Wednesday, May 28, 2014

Averting Disaster – Do Your Research (Part 2)

When close to 1000 hours of work have gone into designing and marketing a product and suddenly, because of legal complications, the product has to be completely rebranded – where does one begin?

The following story is true. Certain names and details have been altered to protect the privacy and integrity of those involved.  Read Part 1 of the article.

Step 1 – Scramble

Upon receiving the news that The Tea Council had to be retooled, three things happened almost immediately. The first was our project manager had a brief meeting with each individual involved in the project and asked us what was necessary and what was possible based on what needed to be rebranded. He asked specifically if it could be done in a week. The second thing that happened almost instantly was a decision was made on what to now call the conference. It was changed to “The Tea Lovers Summit”. Finally, an email blast (about 40,000 emails) was sent to everyone who had already signed up for, or purchased, the summit explaining that it was being pushed back by one week.

Step 2 – Rethink Possible

My initial reaction was that it couldn’t be done. For my part, I would have been responsible for removing any mention of the term “the tea council” from both audio and video of all content materials. When I considered that I had already put in 100 hours of work and had to contemplate the host of the conference potentially redoing or scrapping several interviews, I thought there was no way it could be done along the desired timeline. Upon deeper reflection, I thought about removing most of the work from my own time and allowing most of the work to fall on my computer’s shoulders.

It takes far longer to grow a hedge than it does to trim it. Removing any specific mention of “the Tea Council” didn’t mean listening through and completely reediting the interviews or completely building a new video – the processes that are the most time consuming – it meant just chopping off a few bits and making a new file. Luckily the lawyers did a lot of the work for me. Transcripts of every presentation, which had already been done by our team, were handed over to the summit presenter’s lawyers and were then transferred over the Council on Teas legal team for review so as to determine what kind of verbiage would need to be omitted from the presentations. We discovered that the Tea Council was only ever specifically mentioned during the introduction and outro of every presentation. I had the presenter record a standard introduction that used the new moniker for the conference, which I then replaced with all the previous introductions, and simply cut any mention of the conference should it have happened an the end of the presentation. This meant that almost 99% of the presentation stayed in tact. From there it was a simple replacement of the audio from the videos with the new presentation audio, instead of building a brand new video from scratch.
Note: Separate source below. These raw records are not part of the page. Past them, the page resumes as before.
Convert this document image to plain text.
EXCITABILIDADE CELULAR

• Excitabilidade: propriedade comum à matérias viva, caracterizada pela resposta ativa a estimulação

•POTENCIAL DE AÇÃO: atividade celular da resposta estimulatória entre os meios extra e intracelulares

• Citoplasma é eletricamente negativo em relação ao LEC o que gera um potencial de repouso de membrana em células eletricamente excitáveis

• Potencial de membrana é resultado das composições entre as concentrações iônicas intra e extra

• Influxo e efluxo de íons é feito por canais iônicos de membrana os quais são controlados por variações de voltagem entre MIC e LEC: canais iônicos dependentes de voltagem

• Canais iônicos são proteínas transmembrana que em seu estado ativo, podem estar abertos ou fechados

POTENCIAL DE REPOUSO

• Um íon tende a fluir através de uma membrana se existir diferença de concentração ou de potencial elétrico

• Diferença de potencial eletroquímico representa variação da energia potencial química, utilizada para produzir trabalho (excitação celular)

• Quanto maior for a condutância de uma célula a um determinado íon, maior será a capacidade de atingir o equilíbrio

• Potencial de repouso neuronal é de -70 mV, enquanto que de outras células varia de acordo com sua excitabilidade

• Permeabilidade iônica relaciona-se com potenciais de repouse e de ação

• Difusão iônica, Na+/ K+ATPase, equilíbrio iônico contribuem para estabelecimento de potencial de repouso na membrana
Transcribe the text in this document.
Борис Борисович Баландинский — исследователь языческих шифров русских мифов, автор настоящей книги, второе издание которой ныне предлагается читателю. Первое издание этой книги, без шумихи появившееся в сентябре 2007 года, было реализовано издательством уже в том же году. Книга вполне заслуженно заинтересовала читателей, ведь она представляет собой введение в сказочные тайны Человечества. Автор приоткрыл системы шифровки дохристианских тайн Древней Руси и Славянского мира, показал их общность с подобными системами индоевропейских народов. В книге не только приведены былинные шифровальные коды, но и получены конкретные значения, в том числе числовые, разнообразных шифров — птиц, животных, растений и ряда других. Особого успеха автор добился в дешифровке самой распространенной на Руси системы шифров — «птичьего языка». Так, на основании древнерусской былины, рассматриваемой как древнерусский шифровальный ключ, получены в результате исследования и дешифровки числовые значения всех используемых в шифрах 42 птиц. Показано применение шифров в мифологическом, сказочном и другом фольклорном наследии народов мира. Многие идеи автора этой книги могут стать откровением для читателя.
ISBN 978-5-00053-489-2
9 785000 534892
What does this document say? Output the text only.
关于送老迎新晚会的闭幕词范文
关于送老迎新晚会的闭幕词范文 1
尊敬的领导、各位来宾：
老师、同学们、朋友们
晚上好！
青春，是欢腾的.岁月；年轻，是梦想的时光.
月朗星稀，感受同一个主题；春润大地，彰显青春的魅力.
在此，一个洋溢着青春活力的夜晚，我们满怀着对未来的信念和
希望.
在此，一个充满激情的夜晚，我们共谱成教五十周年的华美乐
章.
Step 3 – Prepare For a Few Sleepless Nights

Besides all the work on my end, there was the website which thankfully didn’t have to be rebuilt, only migrated. All the copy had to be changed, and with all the banners and logos the style was fine and only the wording had to be tinkered with slightly. Getting all the content back out took a mere 3 days, and most of that work was my computer rendering new files - I simply had to be around to set it up and execute it.

The Fallout

At the end of the day we had all our materials approved and ready for the new launch a solid 48 hours before the conference was finally released to the public. Dealing exclusively digitally meant that no manufactured products had to go to waste. Ultimately, what it amounted to was nothing more than 24 hours of unwarranted panic because of course it was possible to rebrand the entire conference. All it takes to do anything is a competent team, assured in their own strengths, with the commitment to get the job done. Admittedly, the conference did not achieve the lofty expectations we had initially set out with, but we learned what our team was capable of when put under duress – and the response was nothing short of splendid. Furthermore, we learned a very valuable lesson – before you do anything, do your research.